Shares in luxury fashion house Burberry dived 18% in early trading on the FTSE 100 after the company warned its latest profits would be at the lower end of expectations.
The company, which has enjoyed rampant growth in recent years, said like-for-like sales ground to a halt in the 10 weeks to September 8 and started to fall over recent weeks.
Total sales, which include new selling space, rose 6%.
The group, which has 196 retail stores, 207 concessions, 48 outlet shops and 58 franchise stores worldwide, warned that as a result of the performance its full year results would come in lower than hoped for at around £407m.
The share sell-off wiped more than £1bn from its market value to leave Burberry stock at its lowest point this year.
Burberry, which was founded in 1856 and is famous for its red, black and camel check, spent much of the year bucking the gloomy trend in the wider retail sector due to its exposure to robust emerging markets, especially China.

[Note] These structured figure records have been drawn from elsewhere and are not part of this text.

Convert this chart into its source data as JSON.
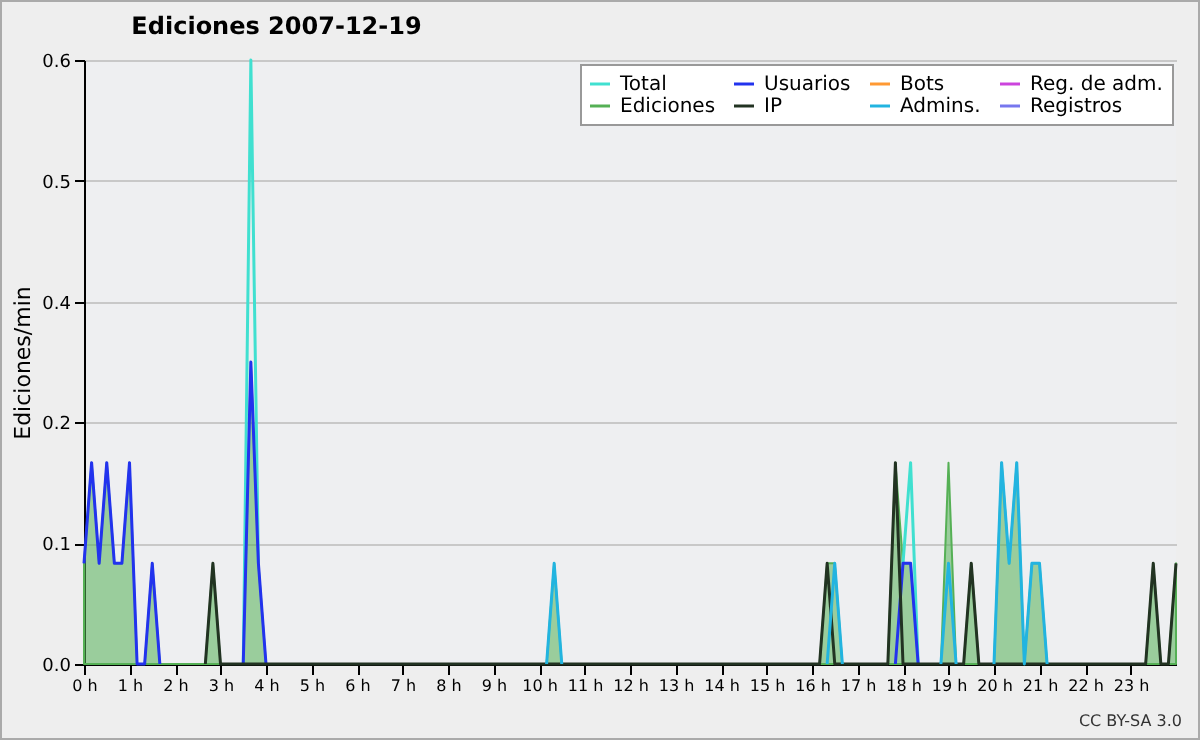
{
  "chart_data": {
    "type": "line",
    "title": "Ediciones  2007-12-19",
    "ylabel": "Ediciones/min",
    "annotations": [
      "CC BY-SA 3.0"
    ],
    "xlim": [
      0,
      24
    ],
    "xticks": [
      {
        "value": 0,
        "label": "0 h"
      },
      {
        "value": 1,
        "label": "1 h"
      },
      {
        "value": 2,
        "label": "2 h"
      },
      {
        "value": 3,
        "label": "3 h"
      },
      {
        "value": 4,
        "label": "4 h"
      },
      {
        "value": 5,
        "label": "5 h"
      },
      {
        "value": 6,
        "label": "6 h"
      },
      {
        "value": 7,
        "label": "7 h"
      },
      {
        "value": 8,
        "label": "8 h"
      },
      {
        "value": 9,
        "label": "9 h"
      },
      {
        "value": 10,
        "label": "10 h"
      },
      {
        "value": 11,
        "label": "11 h"
      },
      {
        "value": 12,
        "label": "12 h"
      },
      {
        "value": 13,
        "label": "13 h"
      },
      {
        "value": 14,
        "label": "14 h"
      },
      {
        "value": 15,
        "label": "15 h"
      },
      {
        "value": 16,
        "label": "16 h"
      },
      {
        "value": 17,
        "label": "17 h"
      },
      {
        "value": 18,
        "label": "18 h"
      },
      {
        "value": 19,
        "label": "19 h"
      },
      {
        "value": 20,
        "label": "20 h"
      },
      {
        "value": 21,
        "label": "21 h"
      },
      {
        "value": 22,
        "label": "22 h"
      },
      {
        "value": 23,
        "label": "23 h"
      }
    ],
    "ylim": [
      0,
      0.6
    ],
    "yticks": [
      {
        "value": 0,
        "label": "0.0"
      },
      {
        "value": 0.12,
        "label": "0.1"
      },
      {
        "value": 0.24,
        "label": "0.2"
      },
      {
        "value": 0.36,
        "label": "0.4"
      },
      {
        "value": 0.48,
        "label": "0.5"
      },
      {
        "value": 0.6,
        "label": "0.6"
      }
    ],
    "grid": "y",
    "legend": "top right",
    "series": [
      {
        "name": "Total",
        "color": "#40e0d0",
        "x": [
          3.5,
          3.667,
          3.833,
          11,
          18.0,
          18.167,
          18.333
        ],
        "values": [
          0,
          0.6,
          0.1,
          null,
          0.1,
          0.2,
          0
        ]
      },
      {
        "name": "Ediciones",
        "type": "area",
        "color": "#55b055",
        "x": [
          0,
          0.167,
          0.333,
          0.5,
          0.667,
          0.833,
          1.0,
          1.167,
          1.333,
          1.5,
          1.667,
          2.667,
          2.833,
          3.0,
          3.5,
          3.667,
          3.833,
          4.0,
          10.167,
          10.333,
          10.5,
          16.167,
          16.333,
          16.5,
          16.667,
          17.667,
          17.833,
          18.0,
          18.167,
          18.333,
          18.833,
          19.0,
          19.167,
          19.333,
          19.5,
          19.667,
          20.0,
          20.167,
          20.333,
          20.5,
          20.667,
          20.833,
          21.0,
          21.167,
          23.333,
          23.5,
          23.667,
          23.833,
          24.0
        ],
        "values": [
          0.1,
          0.2,
          0.1,
          0.2,
          0.1,
          0.1,
          0.2,
          0,
          0,
          0.1,
          0,
          0,
          0.1,
          0,
          0,
          0.3,
          0.1,
          0,
          0,
          0.1,
          0,
          0,
          0.1,
          0.1,
          0,
          0,
          0.2,
          0.1,
          0.1,
          0,
          0,
          0.2,
          0,
          0,
          0.1,
          0,
          0,
          0.2,
          0.1,
          0.2,
          0,
          0.1,
          0.1,
          0,
          0,
          0.1,
          0,
          0,
          0.1
        ]
      },
      {
        "name": "Usuarios",
        "color": "#2233ee",
        "x": [
          0,
          0.167,
          0.333,
          0.5,
          0.667,
          0.833,
          1.0,
          1.167,
          1.333,
          1.5,
          1.667,
          2.5,
          3.5,
          3.667,
          3.833,
          4.0,
          11,
          17.833,
          18.0,
          18.167,
          18.333
        ],
        "values": [
          0.1,
          0.2,
          0.1,
          0.2,
          0.1,
          0.1,
          0.2,
          0,
          0,
          0.1,
          0,
          null,
          0,
          0.3,
          0.1,
          0,
          null,
          0,
          0.1,
          0.1,
          0
        ]
      },
      {
        "name": "IP",
        "color": "#223322",
        "x": [
          2.667,
          2.833,
          3.0,
          16.167,
          16.333,
          16.5,
          17.667,
          17.833,
          18.0,
          19.333,
          19.5,
          19.667,
          23.333,
          23.5,
          23.667,
          23.833,
          24.0
        ],
        "values": [
          0,
          0.1,
          0,
          0,
          0.1,
          0,
          0,
          0.2,
          0,
          0,
          0.1,
          0,
          0,
          0.1,
          0,
          0,
          0.1
        ]
      },
      {
        "name": "Bots",
        "color": "#ff9933"
      },
      {
        "name": "Admins.",
        "color": "#22b4e0",
        "x": [
          10.167,
          10.333,
          10.5,
          12,
          16.333,
          16.5,
          16.667,
          17,
          18.833,
          19.0,
          19.167,
          19.5,
          20.0,
          20.167,
          20.333,
          20.5,
          20.667,
          20.833,
          21.0,
          21.167
        ],
        "values": [
          0,
          0.1,
          0,
          null,
          0,
          0.1,
          0,
          null,
          0,
          0.1,
          0,
          null,
          0,
          0.2,
          0.1,
          0.2,
          0,
          0.1,
          0.1,
          0
        ]
      },
      {
        "name": "Reg. de adm.",
        "color": "#cc44dd"
      },
      {
        "name": "Registros",
        "color": "#7777ee"
      }
    ]
  }
}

But in the company's trading update, Burberry chief executive Angela Ahrendts warned the external environment was "becoming more challenging".
She added: "Given this background, we are tightly managing discretionary costs and taking appropriate actions to protect short term profitability."
The flat like-for-like sales in the second quarter so far are a sharp slowdown from the 6% hike reported for the first quarter to June 30.
Burberry reported a 24% surge in annual profits to £366m in its last financial year, while total revenues were also up 24% to £1.9bn as key Asian markets showed more strong growth and flagship stores in London and Paris performed well.
In the wake of today's statement, retail analyst at Manchester Business School Tarlok Teji said: "These figures just show that Burberry is not immune to global economic conditions.
"Given that Burberry performed so well last year, flat performance against strong comparative numbers could be seen as being good news.
"Typically the luxury end of the market is more resilient than other sectors, and as Burberry has good management and a resilient strategy, it is still likely to be a retail winner in these tough and turbulent times."